Gregory responded that "the question of who is a journalist may be up to a debate with regard to what you are doing,” but later had to defend his actions when Greenwald took the argument to Twitter.

Who needs the government to try to criminalize journalism when you have David Gregory to do it,” Greenwald tweeted shortly after.

On his part, Gregory incorporated the tweet in a later broadcast on Sunday. "This is the problem from somebody who claims that he's a journalist who would object to a journalist raising questions, which is not actually embracing any particular point of view," Gregory said.

There’s a question about his role in this, The Guardian’s role in all of this. It is actually part of the debate,” Gregory said. “Rather than going after the questioner, he could take on the issues. And he had an opportunity to do that here on Meet the Press.”
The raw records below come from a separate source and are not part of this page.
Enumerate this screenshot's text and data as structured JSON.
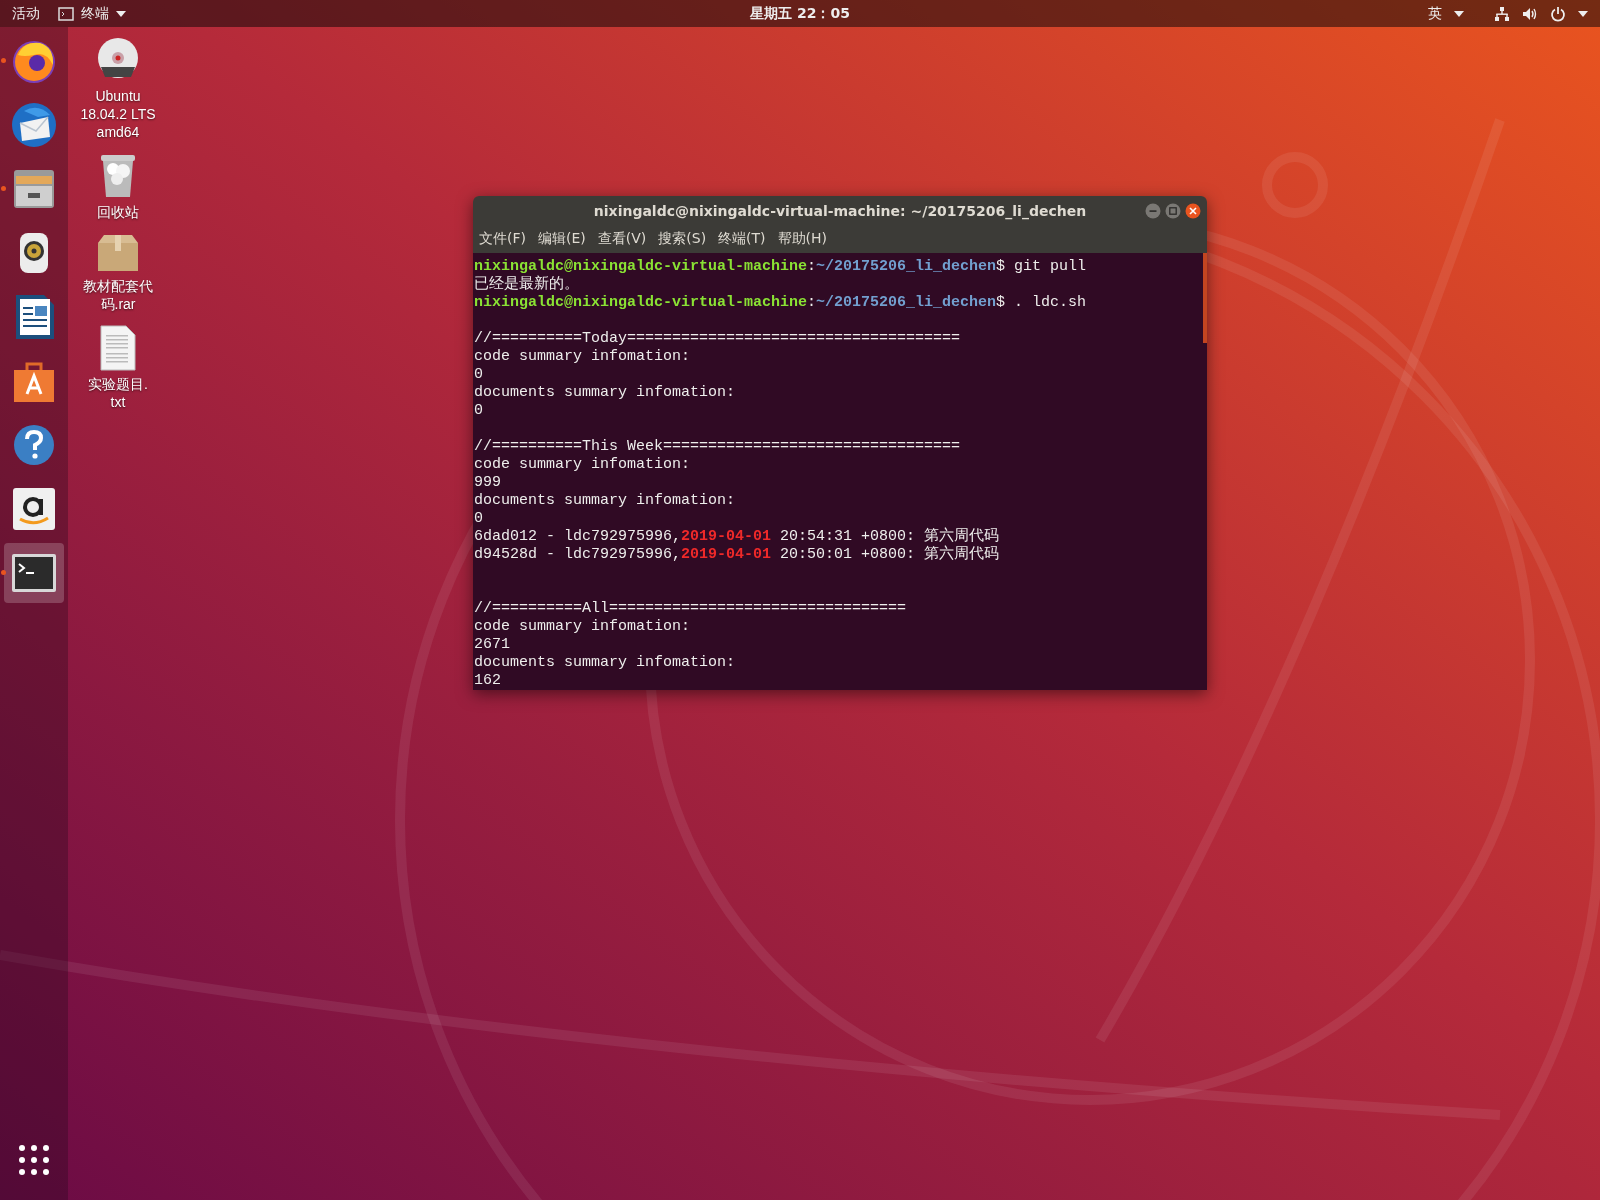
{
  "top_bar": {
    "activities": "活动",
    "app_menu": "终端",
    "clock": "星期五 22：05",
    "input_method": "英"
  },
  "dock": {
    "items": [
      {
        "kind": "browser",
        "running": true,
        "selected": false
      },
      {
        "kind": "mail",
        "running": false,
        "selected": false
      },
      {
        "kind": "files",
        "running": true,
        "selected": false
      },
      {
        "kind": "music",
        "running": false,
        "selected": false
      },
      {
        "kind": "writer",
        "running": false,
        "selected": false
      },
      {
        "kind": "store",
        "running": false,
        "selected": false
      },
      {
        "kind": "help",
        "running": false,
        "selected": false
      },
      {
        "kind": "shop",
        "running": false,
        "selected": false
      },
      {
        "kind": "terminal",
        "running": true,
        "selected": true
      }
    ]
  },
  "desktop_icons": [
    {
      "kind": "disc",
      "label": "Ubuntu\n18.04.2 LTS\namd64"
    },
    {
      "kind": "trash",
      "label": "回收站"
    },
    {
      "kind": "archive",
      "label": "教材配套代码.rar"
    },
    {
      "kind": "document",
      "label": "实验题目.\ntxt"
    }
  ],
  "terminal": {
    "title": "nixingaldc@nixingaldc-virtual-machine: ~/20175206_li_dechen",
    "menu": [
      "文件(F)",
      "编辑(E)",
      "查看(V)",
      "搜索(S)",
      "终端(T)",
      "帮助(H)"
    ],
    "lines": [
      {
        "kind": "text",
        "segments": [
          {
            "kind": "user",
            "text": "nixingaldc@nixingaldc-virtual-machine"
          },
          {
            "kind": "plain",
            "text": ":"
          },
          {
            "kind": "path",
            "text": "~/20175206_li_dechen"
          },
          {
            "kind": "plain",
            "text": "$ git pull"
          }
        ]
      },
      {
        "kind": "text",
        "segments": [
          {
            "kind": "plain",
            "text": "已经是最新的。"
          }
        ]
      },
      {
        "kind": "text",
        "segments": [
          {
            "kind": "user",
            "text": "nixingaldc@nixingaldc-virtual-machine"
          },
          {
            "kind": "plain",
            "text": ":"
          },
          {
            "kind": "path",
            "text": "~/20175206_li_dechen"
          },
          {
            "kind": "plain",
            "text": "$ . ldc.sh"
          }
        ]
      },
      {
        "kind": "blank"
      },
      {
        "kind": "text",
        "segments": [
          {
            "kind": "plain",
            "text": "//==========Today====================================="
          }
        ]
      },
      {
        "kind": "text",
        "segments": [
          {
            "kind": "plain",
            "text": "code summary infomation:"
          }
        ]
      },
      {
        "kind": "text",
        "segments": [
          {
            "kind": "plain",
            "text": "0"
          }
        ]
      },
      {
        "kind": "text",
        "segments": [
          {
            "kind": "plain",
            "text": "documents summary infomation:"
          }
        ]
      },
      {
        "kind": "text",
        "segments": [
          {
            "kind": "plain",
            "text": "0"
          }
        ]
      },
      {
        "kind": "blank"
      },
      {
        "kind": "text",
        "segments": [
          {
            "kind": "plain",
            "text": "//==========This Week================================="
          }
        ]
      },
      {
        "kind": "text",
        "segments": [
          {
            "kind": "plain",
            "text": "code summary infomation:"
          }
        ]
      },
      {
        "kind": "text",
        "segments": [
          {
            "kind": "plain",
            "text": "999"
          }
        ]
      },
      {
        "kind": "text",
        "segments": [
          {
            "kind": "plain",
            "text": "documents summary infomation:"
          }
        ]
      },
      {
        "kind": "text",
        "segments": [
          {
            "kind": "plain",
            "text": "0"
          }
        ]
      },
      {
        "kind": "text",
        "segments": [
          {
            "kind": "plain",
            "text": "6dad012 - ldc792975996,"
          },
          {
            "kind": "date",
            "text": "2019-04-01"
          },
          {
            "kind": "plain",
            "text": " 20:54:31 +0800: 第六周代码"
          }
        ]
      },
      {
        "kind": "text",
        "segments": [
          {
            "kind": "plain",
            "text": "d94528d - ldc792975996,"
          },
          {
            "kind": "date",
            "text": "2019-04-01"
          },
          {
            "kind": "plain",
            "text": " 20:50:01 +0800: 第六周代码"
          }
        ]
      },
      {
        "kind": "blank"
      },
      {
        "kind": "blank"
      },
      {
        "kind": "text",
        "segments": [
          {
            "kind": "plain",
            "text": "//==========All================================="
          }
        ]
      },
      {
        "kind": "text",
        "segments": [
          {
            "kind": "plain",
            "text": "code summary infomation:"
          }
        ]
      },
      {
        "kind": "text",
        "segments": [
          {
            "kind": "plain",
            "text": "2671"
          }
        ]
      },
      {
        "kind": "text",
        "segments": [
          {
            "kind": "plain",
            "text": "documents summary infomation:"
          }
        ]
      },
      {
        "kind": "text",
        "segments": [
          {
            "kind": "plain",
            "text": "162"
          }
        ]
      }
    ]
  }
}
An indictment against Mr. Snowden was unsealed on Friday, signaling the seriousness of the Obama administration’s prosecution of the former intelligence contractor who’s admitted to leaking National Security Agency documents to The Guardian. Snowden faces potentially decades in prison, and his whereabouts as of Monday remain unknown. That morning, WikiLeaks founder Julian Assange told reporters that Snowden “is in a safe place and his spirits are high,” but added, “Due to the bellicose threats coming from the US administration we cannot go into further detail at this time.”
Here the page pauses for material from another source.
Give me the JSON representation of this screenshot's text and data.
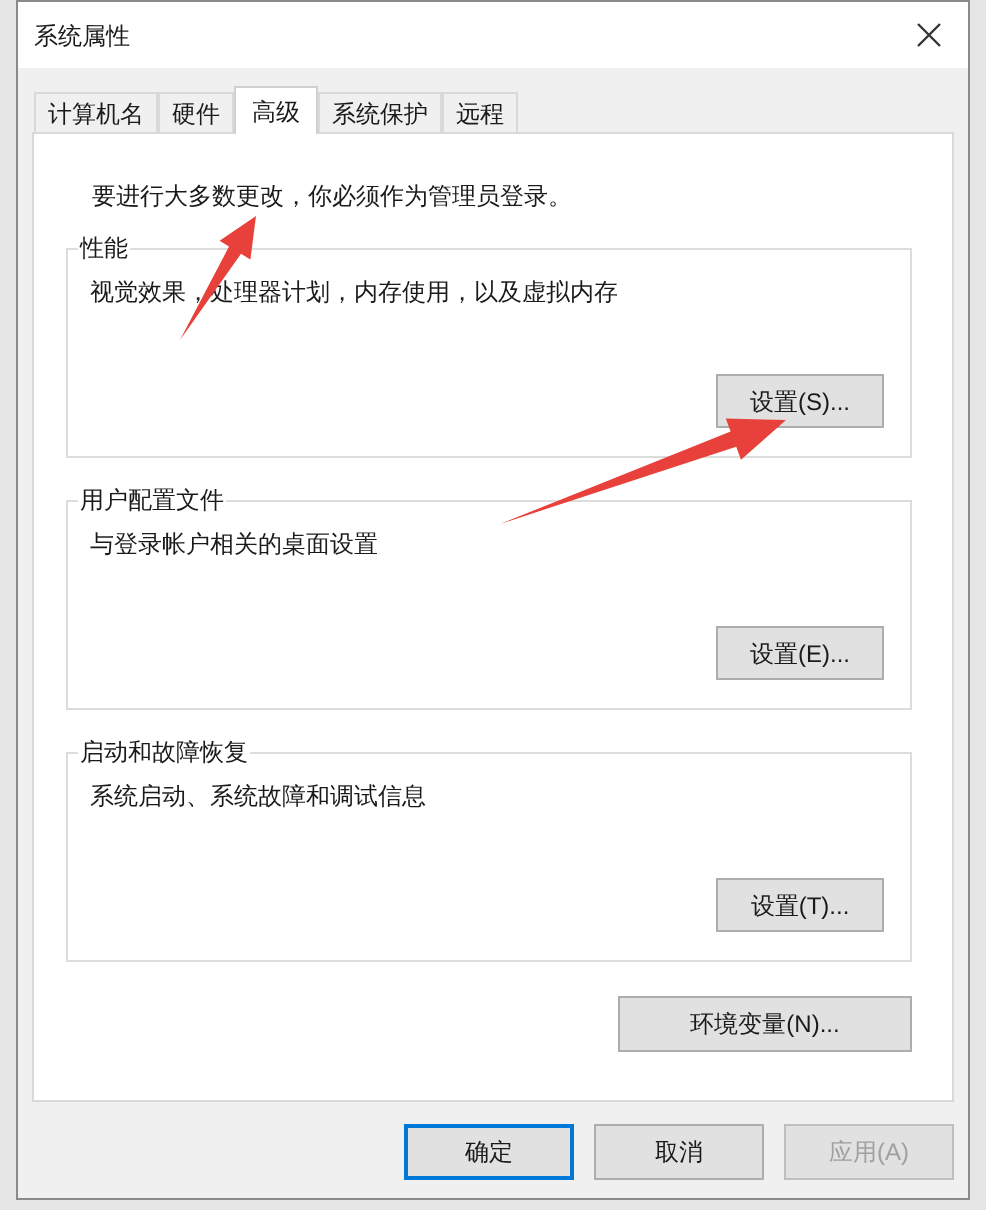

If Greenwald indeed assisted in arranging for the transportation of a known fugitive, the White House may be more inclined to press charges against the journalist. According to federal law, not just the communication of privileged intelligence is a crime, but the publishing of it too.

In a profile of Greenwald earlier this month, the New York Times portrayed the reporter as a blogger whose work has border-lined on legitimate journalism while straddling the tendency to “intensely, even obsessively” focus on surveillance within the United States.

I approach my journalism as a litigator,” Greenwald, a trained attorney, told the paper. “People say things, you assume they are lying, and dig for documents to prove it.” He also described himself to the paper as an activist and an advocate.

That isn’t to say, though, that Gregory isn’t let off the hook for the ethics involved in his own journalistic organization. NBC News is owned by General Electric, whose CEO sits on President Obama’s economic advisory board. GE Capital also received a $139 loan guarantee via the Wall Street bailout.